If you are not flexible on the days and destinations you plan to travel to and you find a flight available at a price you’re comfortable with, “book that trip right now,” French said. 

“If you wait until Travel Tuesday, then that deal could be gone,” she said. “You don’t want to wait for Travel Tuesday for it to be sold out.”

In some cases, it doesn’t hurt to book ahead and keep browsing for potential price drops, experts say.

You typically have 24 hours from booking to cancel for a full refund as long, as it’s seven days before a flight’s scheduled departure time, Dengler said. Plus, some airlines don’t have change fees for non-basic economy fares, he said.

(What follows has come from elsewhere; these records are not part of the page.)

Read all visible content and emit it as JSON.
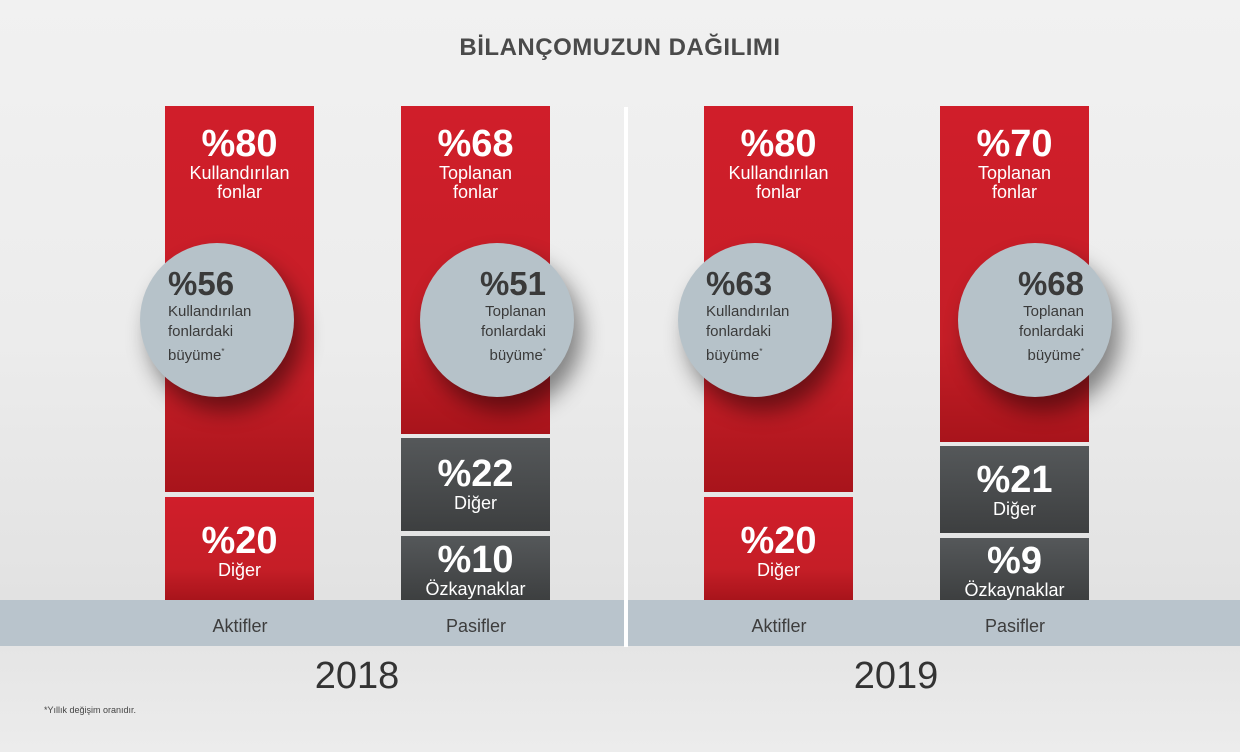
{
  "title": "BİLANÇOMUZUN DAĞILIMI",
  "footnote": "*Yıllık değişim oranıdır.",
  "colors": {
    "red": "#c51e27",
    "dark": "#454748",
    "circle": "#b6c2c9",
    "band": "#b9c4cc"
  },
  "chart_data": [
    {
      "type": "bar",
      "year": "2018",
      "stacked": true,
      "categories": [
        "Aktifler",
        "Pasifler"
      ],
      "series": [
        {
          "name": "Kullandırılan fonlar",
          "values": [
            80,
            0
          ]
        },
        {
          "name": "Toplanan fonlar",
          "values": [
            0,
            68
          ]
        },
        {
          "name": "Diğer",
          "values": [
            20,
            22
          ]
        },
        {
          "name": "Özkaynaklar",
          "values": [
            0,
            10
          ]
        }
      ],
      "annotations": [
        {
          "value": "%56",
          "text": [
            "Kullandırılan",
            "fonlardaki",
            "büyüme*"
          ]
        },
        {
          "value": "%51",
          "text": [
            "Toplanan",
            "fonlardaki",
            "büyüme*"
          ]
        }
      ]
    },
    {
      "type": "bar",
      "year": "2019",
      "stacked": true,
      "categories": [
        "Aktifler",
        "Pasifler"
      ],
      "series": [
        {
          "name": "Kullandırılan fonlar",
          "values": [
            80,
            0
          ]
        },
        {
          "name": "Toplanan fonlar",
          "values": [
            0,
            70
          ]
        },
        {
          "name": "Diğer",
          "values": [
            20,
            21
          ]
        },
        {
          "name": "Özkaynaklar",
          "values": [
            0,
            9
          ]
        }
      ],
      "annotations": [
        {
          "value": "%63",
          "text": [
            "Kullandırılan",
            "fonlardaki",
            "büyüme*"
          ]
        },
        {
          "value": "%68",
          "text": [
            "Toplanan",
            "fonlardaki",
            "büyüme*"
          ]
        }
      ]
    }
  ],
  "panels": [
    {
      "year": "2018",
      "aktifler": {
        "label": "Aktifler",
        "main": {
          "pct": "%80",
          "line1": "Kullandırılan",
          "line2": "fonlar"
        },
        "other": {
          "pct": "%20",
          "line1": "Diğer"
        },
        "circle": {
          "pct": "%56",
          "line1": "Kullandırılan",
          "line2": "fonlardaki",
          "line3": "büyüme"
        }
      },
      "pasifler": {
        "label": "Pasifler",
        "main": {
          "pct": "%68",
          "line1": "Toplanan",
          "line2": "fonlar"
        },
        "other": {
          "pct": "%22",
          "line1": "Diğer"
        },
        "equity": {
          "pct": "%10",
          "line1": "Özkaynaklar"
        },
        "circle": {
          "pct": "%51",
          "line1": "Toplanan",
          "line2": "fonlardaki",
          "line3": "büyüme"
        }
      }
    },
    {
      "year": "2019",
      "aktifler": {
        "label": "Aktifler",
        "main": {
          "pct": "%80",
          "line1": "Kullandırılan",
          "line2": "fonlar"
        },
        "other": {
          "pct": "%20",
          "line1": "Diğer"
        },
        "circle": {
          "pct": "%63",
          "line1": "Kullandırılan",
          "line2": "fonlardaki",
          "line3": "büyüme"
        }
      },
      "pasifler": {
        "label": "Pasifler",
        "main": {
          "pct": "%70",
          "line1": "Toplanan",
          "line2": "fonlar"
        },
        "other": {
          "pct": "%21",
          "line1": "Diğer"
        },
        "equity": {
          "pct": "%9",
          "line1": "Özkaynaklar"
        },
        "circle": {
          "pct": "%68",
          "line1": "Toplanan",
          "line2": "fonlardaki",
          "line3": "büyüme"
        }
      }
    }
  ]
}
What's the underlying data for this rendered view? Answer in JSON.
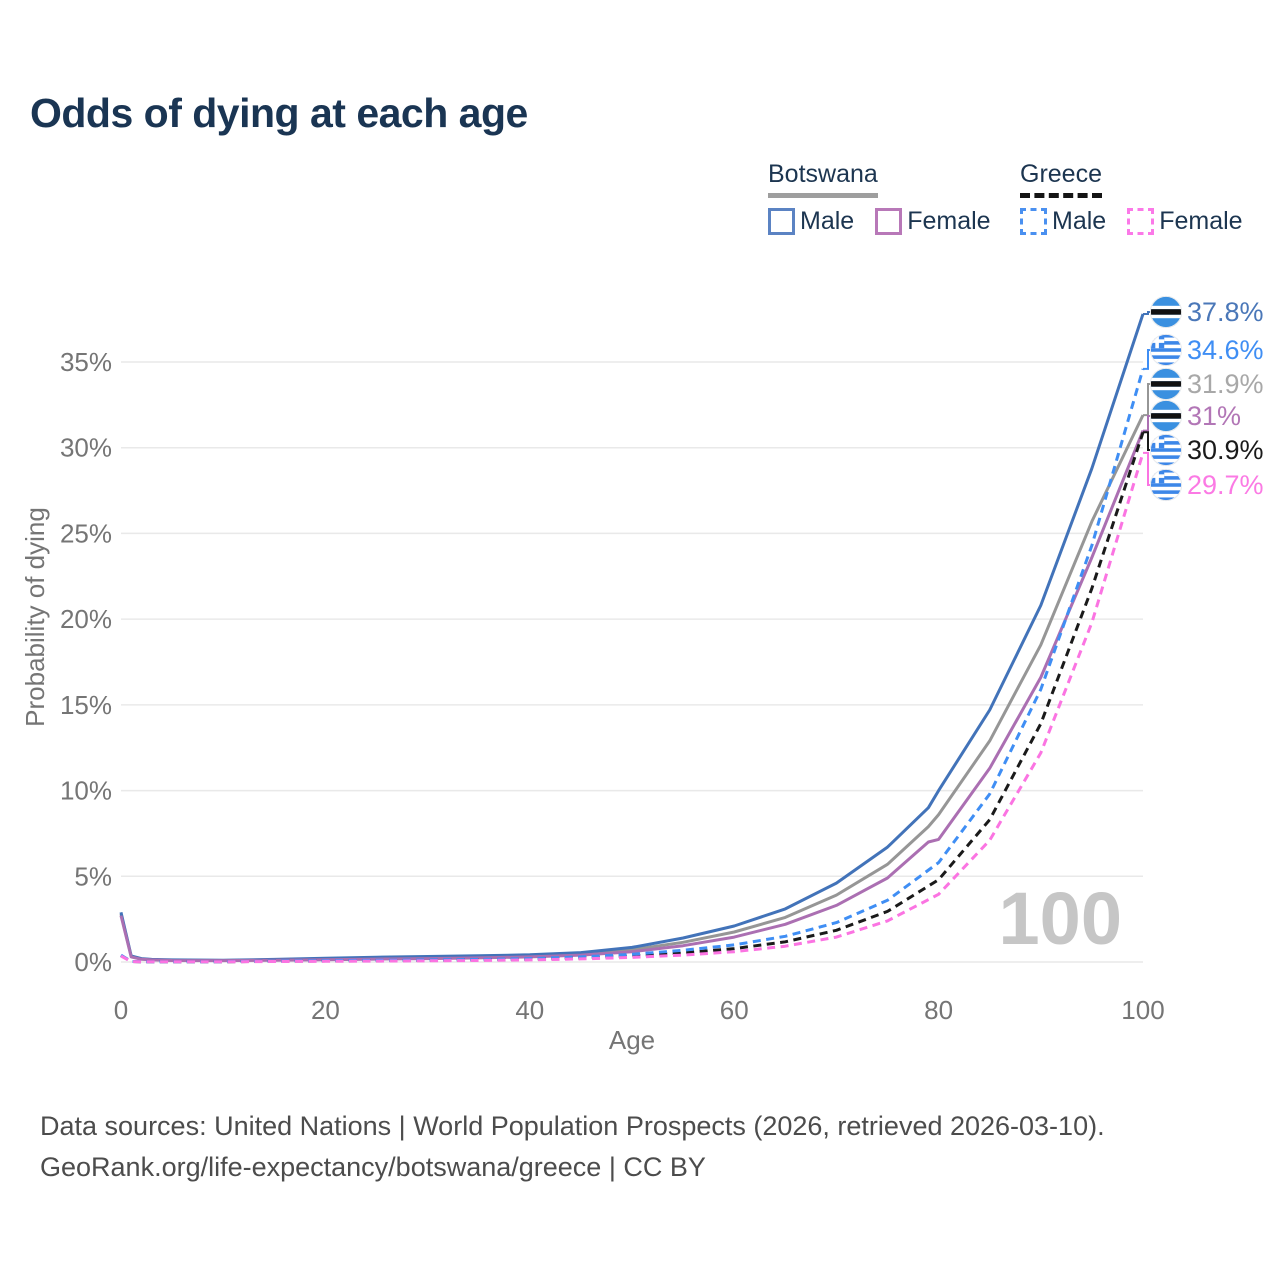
{
  "title": "Odds of dying at each age",
  "legend": {
    "groups": [
      {
        "name": "Botswana",
        "line_style": "solid",
        "line_color": "#9e9e9e",
        "items": [
          {
            "label": "Male",
            "box_color": "#5b83c3",
            "box_style": "solid"
          },
          {
            "label": "Female",
            "box_color": "#b878b8",
            "box_style": "solid"
          }
        ]
      },
      {
        "name": "Greece",
        "line_style": "dashed",
        "line_color": "#141414",
        "items": [
          {
            "label": "Male",
            "box_color": "#4a90f0",
            "box_style": "dashed"
          },
          {
            "label": "Female",
            "box_color": "#fb79e8",
            "box_style": "dashed"
          }
        ]
      }
    ]
  },
  "footer": {
    "line1": "Data sources: United Nations | World Population Prospects (2026, retrieved 2026-03-10).",
    "line2": "GeoRank.org/life-expectancy/botswana/greece | CC BY"
  },
  "chart_data": {
    "type": "line",
    "title": "Odds of dying at each age",
    "xlabel": "Age",
    "ylabel": "Probability of dying",
    "watermark": "100",
    "xlim": [
      0,
      100
    ],
    "ylim": [
      0,
      38
    ],
    "grid": "horizontal",
    "legend_position": "top-right",
    "xticks": [
      {
        "value": 0,
        "label": "0"
      },
      {
        "value": 20,
        "label": "20"
      },
      {
        "value": 40,
        "label": "40"
      },
      {
        "value": 60,
        "label": "60"
      },
      {
        "value": 80,
        "label": "80"
      },
      {
        "value": 100,
        "label": "100"
      }
    ],
    "yticks": [
      {
        "value": 0,
        "label": "0%"
      },
      {
        "value": 5,
        "label": "5%"
      },
      {
        "value": 10,
        "label": "10%"
      },
      {
        "value": 15,
        "label": "15%"
      },
      {
        "value": 20,
        "label": "20%"
      },
      {
        "value": 25,
        "label": "25%"
      },
      {
        "value": 30,
        "label": "30%"
      },
      {
        "value": 35,
        "label": "35%"
      }
    ],
    "series": [
      {
        "id": "botswana-male",
        "name": "Botswana Male",
        "country": "Botswana",
        "sex": "Male",
        "color": "#4273b9",
        "dash": false,
        "flag": "botswana",
        "end_label": "37.8%",
        "end_label_color": "#4a77b8",
        "end_value": 37.8,
        "points": [
          [
            0,
            2.9
          ],
          [
            1,
            0.35
          ],
          [
            2,
            0.2
          ],
          [
            3,
            0.15
          ],
          [
            5,
            0.12
          ],
          [
            10,
            0.1
          ],
          [
            15,
            0.15
          ],
          [
            20,
            0.22
          ],
          [
            25,
            0.28
          ],
          [
            30,
            0.32
          ],
          [
            35,
            0.36
          ],
          [
            40,
            0.42
          ],
          [
            45,
            0.55
          ],
          [
            50,
            0.85
          ],
          [
            55,
            1.4
          ],
          [
            60,
            2.1
          ],
          [
            65,
            3.1
          ],
          [
            70,
            4.6
          ],
          [
            75,
            6.7
          ],
          [
            79,
            9.0
          ],
          [
            80,
            10.0
          ],
          [
            85,
            14.7
          ],
          [
            90,
            20.8
          ],
          [
            95,
            28.8
          ],
          [
            100,
            37.8
          ]
        ]
      },
      {
        "id": "greece-male",
        "name": "Greece Male",
        "country": "Greece",
        "sex": "Male",
        "color": "#3f8ef4",
        "dash": true,
        "flag": "greece",
        "end_label": "34.6%",
        "end_label_color": "#3f8ef4",
        "end_value": 34.6,
        "points": [
          [
            0,
            0.4
          ],
          [
            1,
            0.03
          ],
          [
            2,
            0.02
          ],
          [
            3,
            0.02
          ],
          [
            5,
            0.015
          ],
          [
            10,
            0.015
          ],
          [
            15,
            0.05
          ],
          [
            20,
            0.08
          ],
          [
            25,
            0.1
          ],
          [
            30,
            0.12
          ],
          [
            35,
            0.15
          ],
          [
            40,
            0.2
          ],
          [
            45,
            0.3
          ],
          [
            50,
            0.45
          ],
          [
            55,
            0.68
          ],
          [
            60,
            1.0
          ],
          [
            65,
            1.5
          ],
          [
            70,
            2.3
          ],
          [
            75,
            3.6
          ],
          [
            80,
            5.8
          ],
          [
            85,
            9.8
          ],
          [
            90,
            15.9
          ],
          [
            95,
            24.3
          ],
          [
            100,
            34.6
          ]
        ]
      },
      {
        "id": "botswana-total",
        "name": "Botswana (both sexes)",
        "country": "Botswana",
        "sex": "Both",
        "color": "#969696",
        "dash": false,
        "flag": "botswana",
        "end_label": "31.9%",
        "end_label_color": "#a8a8a8",
        "end_value": 31.9,
        "points": [
          [
            0,
            2.8
          ],
          [
            1,
            0.32
          ],
          [
            2,
            0.18
          ],
          [
            3,
            0.13
          ],
          [
            5,
            0.1
          ],
          [
            10,
            0.09
          ],
          [
            15,
            0.12
          ],
          [
            20,
            0.17
          ],
          [
            25,
            0.22
          ],
          [
            30,
            0.26
          ],
          [
            35,
            0.3
          ],
          [
            40,
            0.36
          ],
          [
            45,
            0.47
          ],
          [
            50,
            0.72
          ],
          [
            55,
            1.15
          ],
          [
            60,
            1.75
          ],
          [
            65,
            2.6
          ],
          [
            70,
            3.9
          ],
          [
            75,
            5.7
          ],
          [
            79,
            7.9
          ],
          [
            80,
            8.6
          ],
          [
            85,
            12.9
          ],
          [
            90,
            18.5
          ],
          [
            95,
            25.7
          ],
          [
            100,
            31.9
          ]
        ]
      },
      {
        "id": "botswana-female",
        "name": "Botswana Female",
        "country": "Botswana",
        "sex": "Female",
        "color": "#ab6fb2",
        "dash": false,
        "flag": "botswana",
        "end_label": "31%",
        "end_label_color": "#b276b6",
        "end_value": 31.0,
        "points": [
          [
            0,
            2.7
          ],
          [
            1,
            0.3
          ],
          [
            2,
            0.16
          ],
          [
            3,
            0.12
          ],
          [
            5,
            0.09
          ],
          [
            10,
            0.08
          ],
          [
            15,
            0.1
          ],
          [
            20,
            0.13
          ],
          [
            25,
            0.17
          ],
          [
            30,
            0.2
          ],
          [
            35,
            0.24
          ],
          [
            40,
            0.3
          ],
          [
            45,
            0.4
          ],
          [
            50,
            0.6
          ],
          [
            55,
            0.95
          ],
          [
            60,
            1.45
          ],
          [
            65,
            2.2
          ],
          [
            70,
            3.3
          ],
          [
            75,
            4.9
          ],
          [
            79,
            7.0
          ],
          [
            80,
            7.15
          ],
          [
            85,
            11.3
          ],
          [
            90,
            16.6
          ],
          [
            95,
            23.6
          ],
          [
            100,
            31.0
          ]
        ]
      },
      {
        "id": "greece-total",
        "name": "Greece (both sexes)",
        "country": "Greece",
        "sex": "Both",
        "color": "#1a1a1a",
        "dash": true,
        "flag": "greece",
        "end_label": "30.9%",
        "end_label_color": "#1a1a1a",
        "end_value": 30.9,
        "points": [
          [
            0,
            0.38
          ],
          [
            1,
            0.03
          ],
          [
            2,
            0.02
          ],
          [
            3,
            0.015
          ],
          [
            5,
            0.012
          ],
          [
            10,
            0.012
          ],
          [
            15,
            0.04
          ],
          [
            20,
            0.06
          ],
          [
            25,
            0.08
          ],
          [
            30,
            0.09
          ],
          [
            35,
            0.12
          ],
          [
            40,
            0.16
          ],
          [
            45,
            0.24
          ],
          [
            50,
            0.36
          ],
          [
            55,
            0.53
          ],
          [
            60,
            0.78
          ],
          [
            65,
            1.18
          ],
          [
            70,
            1.85
          ],
          [
            75,
            2.95
          ],
          [
            80,
            4.8
          ],
          [
            85,
            8.3
          ],
          [
            90,
            13.9
          ],
          [
            95,
            21.8
          ],
          [
            100,
            30.9
          ]
        ]
      },
      {
        "id": "greece-female",
        "name": "Greece Female",
        "country": "Greece",
        "sex": "Female",
        "color": "#fb74e2",
        "dash": true,
        "flag": "greece",
        "end_label": "29.7%",
        "end_label_color": "#fb7ae4",
        "end_value": 29.7,
        "points": [
          [
            0,
            0.35
          ],
          [
            1,
            0.025
          ],
          [
            2,
            0.015
          ],
          [
            3,
            0.012
          ],
          [
            5,
            0.01
          ],
          [
            10,
            0.01
          ],
          [
            15,
            0.03
          ],
          [
            20,
            0.04
          ],
          [
            25,
            0.05
          ],
          [
            30,
            0.07
          ],
          [
            35,
            0.09
          ],
          [
            40,
            0.12
          ],
          [
            45,
            0.18
          ],
          [
            50,
            0.27
          ],
          [
            55,
            0.4
          ],
          [
            60,
            0.6
          ],
          [
            65,
            0.92
          ],
          [
            70,
            1.45
          ],
          [
            75,
            2.4
          ],
          [
            80,
            3.95
          ],
          [
            85,
            7.1
          ],
          [
            90,
            12.2
          ],
          [
            95,
            19.8
          ],
          [
            100,
            29.7
          ]
        ]
      }
    ]
  }
}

If those terms are in your favor, “if you see a better deal on Travel Tuesday, simply cancel your current bookings and book the Travel Tuesday offer,” Dengler said.

On the flip side, if you’re less tied to specific dates and places, but have a general sense of where and when you want to travel, then holding off until discount days may be worthwhile.

“We tend to see the deals do get better and better the closer we are to actual Black Friday or actual Travel Tuesday,” French said.

The biggest takeaway for travelers is to start thinking about what you might want to book, Berg said. 

“I really encourage travelers to do that exploration now so that on Travel Deal Tuesday, they can be ready to actually book,” she said.